A few honorary Oscar winners are getting a jump on next year’s Academy Awards.

Film historian and preservationist Kevin Brownlow, director Jean-Luc Godard and character actor Eli Wallach are to receive Oscar statuettes Saturday evening at the Academy of Motion Picture Arts and Sciences’ second annual Governors Awards.

Director-producer Francis Ford Coppola is also to be presented with the academy’s Irving G. Thalberg award at the private black-tie dinner at Hollywood&Highland’s Grand Ballroom, which is adjacent to the Kodak Theatre, home of the Academy Awards.

Winners were chosenby the governors of the academy’s 15 branches.

The academy established its Governors Awards last year to pay tribute to winners of honorary Oscars and the Thalberg bust — prizes previously presented during the Academy Awards telecast.
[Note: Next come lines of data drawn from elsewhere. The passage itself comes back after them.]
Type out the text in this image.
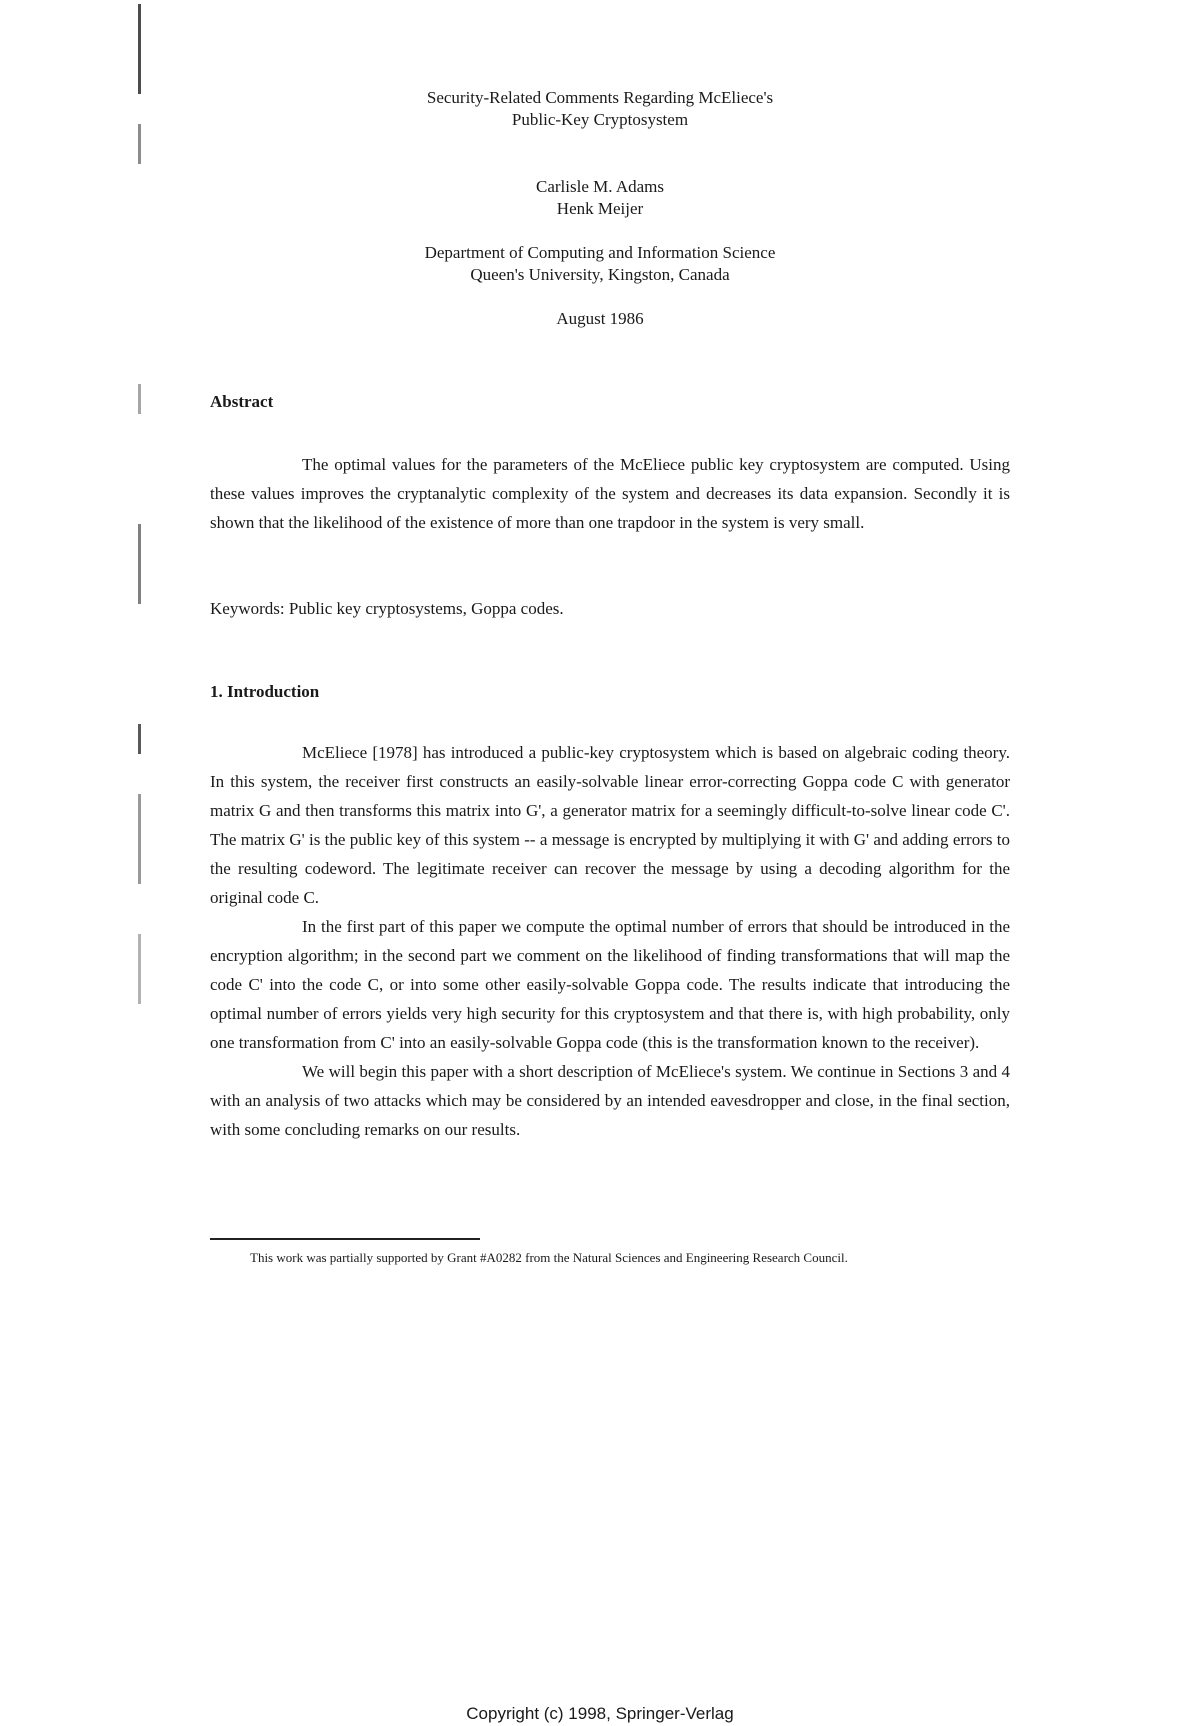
Security-Related Comments Regarding McEliece's
Public-Key Cryptosystem
Carlisle M. Adams
Henk Meijer
Department of Computing and Information Science
Queen's University, Kingston, Canada
August 1986
Abstract

The optimal values for the parameters of the McEliece public key cryptosystem are computed. Using these values improves the cryptanalytic complexity of the system and decreases its data expansion. Secondly it is shown that the likelihood of the existence of more than one trapdoor in the system is very small.

Keywords: Public key cryptosystems, Goppa codes.
1. Introduction

McEliece [1978] has introduced a public-key cryptosystem which is based on algebraic coding theory. In this system, the receiver first constructs an easily-solvable linear error-correcting Goppa code C with generator matrix G and then transforms this matrix into G', a generator matrix for a seemingly difficult-to-solve linear code C'. The matrix G' is the public key of this system -- a message is encrypted by multiplying it with G' and adding errors to the resulting codeword. The legitimate receiver can recover the message by using a decoding algorithm for the original code C.

In the first part of this paper we compute the optimal number of errors that should be introduced in the encryption algorithm; in the second part we comment on the likelihood of finding transformations that will map the code C' into the code C, or into some other easily-solvable Goppa code. The results indicate that introducing the optimal number of errors yields very high security for this cryptosystem and that there is, with high probability, only one transformation from C' into an easily-solvable Goppa code (this is the transformation known to the receiver).

We will begin this paper with a short description of McEliece's system. We continue in Sections 3 and 4 with an analysis of two attacks which may be considered by an intended eavesdropper and close, in the final section, with some concluding remarks on our results.

This work was partially supported by Grant #A0282 from the Natural Sciences and Engineering Research Council.
Copyright (c) 1998, Springer-Verlag
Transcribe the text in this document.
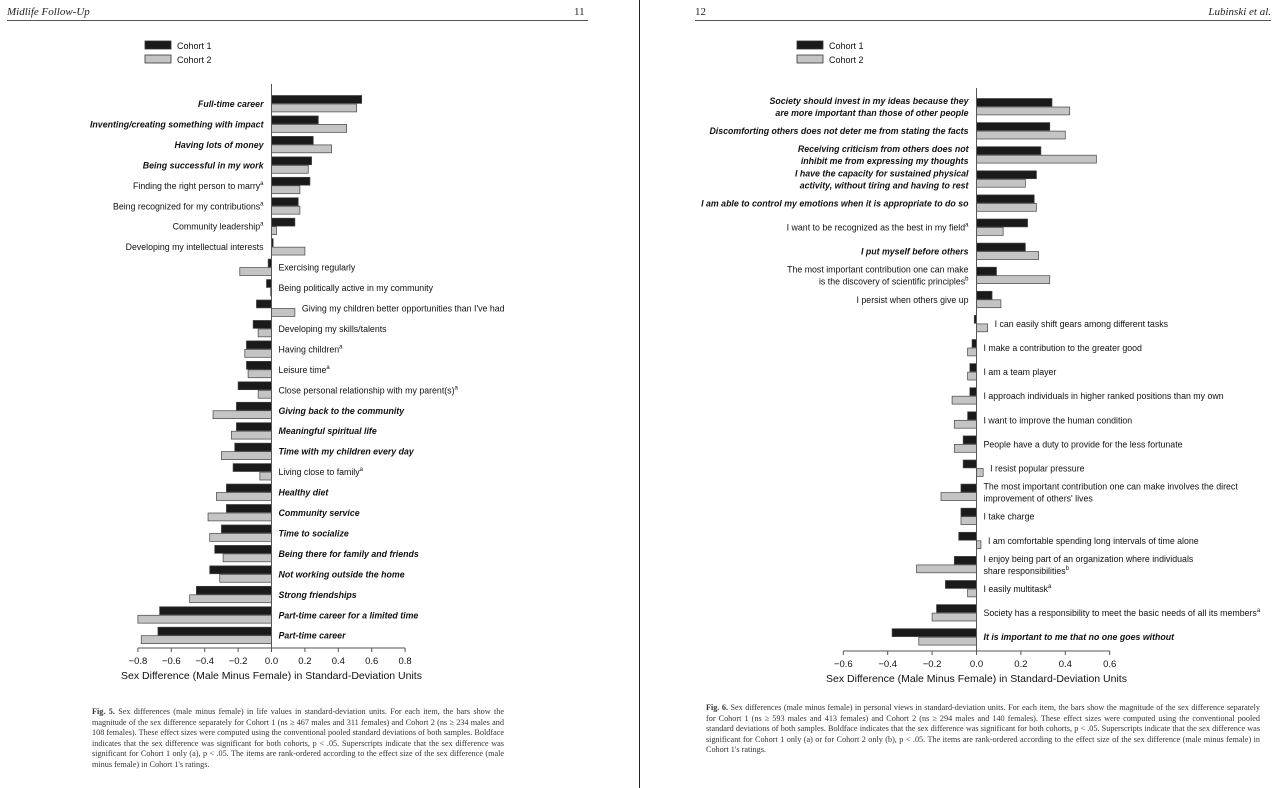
Midlife Follow-Up	11	12	Lubinski et al.
Cohort 1
Cohort 2
Full-time career
Inventing/creating something with impact
Having lots of money
Being successful in my work
Finding the right person to marry$^a$
Being recognized for my contributions$^a$
Community leadership$^a$
Developing my intellectual interests
Exercising regularly
Being politically active in my community
Giving my children better opportunities than I've had
Developing my skills/talents
Having children$^a$
Leisure time$^a$
Close personal relationship with my $parent(s)^a$
Giving back to the community
Meaningful spiritual life
Time with my children every day
Living close to family$^a$
Healthy diet
Community service
Time to socialize
Being there for family and friends
Not working outside the home
Strong friendships
Part-time career for a limited time
Part-time career
−0.8 −0.6 −0.4 −0.2 0.0 0.2 0.4 0.6 0.8
Sex Difference (Male Minus Female) in Standard-Deviation Units
Cohort 1
Cohort 2
Society should invest in my ideas because they are more important than those of other people
Discomforting others does not deter me from stating the facts
Receiving criticism from others does not inhibit me from expressing my thoughts
I have the capacity for sustained physical activity, without tiring and having to rest
I am able to control my emotions when it is appropriate to do so
I want to be recognized as the best in my field$^a$
I put myself before others
The most important contribution one can make is the discovery of scientific principles$^b$
I persist when others give up
I can easily shift gears among different tasks
I make a contribution to the greater good
I am a team player
I approach individuals in higher ranked positions than my own
I want to improve the human condition
People have a duty to provide for the less fortunate
I resist popular pressure
The most important contribution one can make involves the direct improvement of others' lives
I take charge
I am comfortable spending long intervals of time alone
I enjoy being part of an organization where individuals share responsibilities$^b$
I easily multitask$^a$
Society has a responsibility to meet the basic needs of all its members$^a$
It is important to me that no one goes without
−0.6	−0.4	−0.2	0.0	0.2	0.4	0.6
Sex Difference (Male Minus Female) in Standard-Deviation Units
Fig. 5. Sex differences (male minus female) in life values in standard-deviation units. For each item, the bars show the magnitude of the sex difference separately for Cohort 1 (ns ≥ 467 males and 311 females) and Cohort 2 (ns ≥ 234 males and 108 females). These effect sizes were computed using the conventional pooled standard deviations of both samples. Boldface indicates that the sex difference was significant for both cohorts, p < .05. Superscripts indicate that the sex difference was significant for Cohort 1 only (a), p < .05. The items are rank-ordered according to the effect size of the sex difference (male minus female) in Cohort 1's ratings.
Fig. 6. Sex differences (male minus female) in personal views in standard-deviation units. For each item, the bars show the magnitude of the sex difference separately for Cohort 1 (ns ≥ 593 males and 413 females) and Cohort 2 (ns ≥ 294 males and 140 females). These effect sizes were computed using the conventional pooled standard deviations of both samples. Boldface indicates that the sex difference was significant for both cohorts, p < .05. Superscripts indicate that the sex difference was significant for Cohort 1 only (a) or for Cohort 2 only (b), p < .05. The items are rank-ordered according to the effect size of the sex difference (male minus female) in Cohort 1's ratings.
Academy President Tom Sherak said the new, non-televised Governors Awards allow the academy to honor more artists with more in-depth presentations.

Last year’s inaugural celebration “was a night where celebrities came, members came who aren’t celebrities and celebrated the careers of four people,” Sherak said. “Not only were all their friends able to attend — which doesn’t always happen at the Academy Awards — those people were able to talk and toast them individually.”

Sherak said he expects the event to remain untelevised, though highlights will be available online at Oscars.org and will also be included in the Academy Awards telecast on Feb. 27, 2011.

“We purposely have not let the outside in just yet,” he said. “We want it to be a night where you can say anything you want.”

Sid Ganis, who is producing the event with Don Mischer, said they plan to “put on an entertaining show that will do what we can’t do on the big show, which is to dig into the careers of these four gentlemen.”

Brownlow, a documentarian and historian, has restored several silent films, written books about the history of Hollywood and made movies about some of its pioneers.

“He is a treasure to this industry,” Sherak said.

Godard, a French-born director whose contributions to the New Wave era of filmmaking have been considered groundbreaking, has said he won’t be able to attend the awards ceremony. Godard has been the subject of media reports in recent weeks that suggest he is anti-Semitic, and the academy received some complaints about his honorary award, but Sherak said the honorary Oscar is in recognition of his artistic contributions, not “his overall life.”

Wallach is a character actor who has appeared in scores of movies and TV shows since his career began in the early 1950s. Sherak called the 94-year-old actor “a gem” and “an artist in his craft.”

Coppola, a five-time Oscar winner whose credits include “The Godfather” and “Apocalypse Now,” is being honored for producing a lifetime of quality work.

“His contributions have taken the art form to a whole new level,” Sherak said.

Coppola said he felt “blessed” when he got word of the award.

“It is sort of the ultimate award for producing,” he said in an interview. “I’ve been a writer, a director and I have more than gotten my share of those honors. The Thalberg Award, for me, is kind of a trifecta.”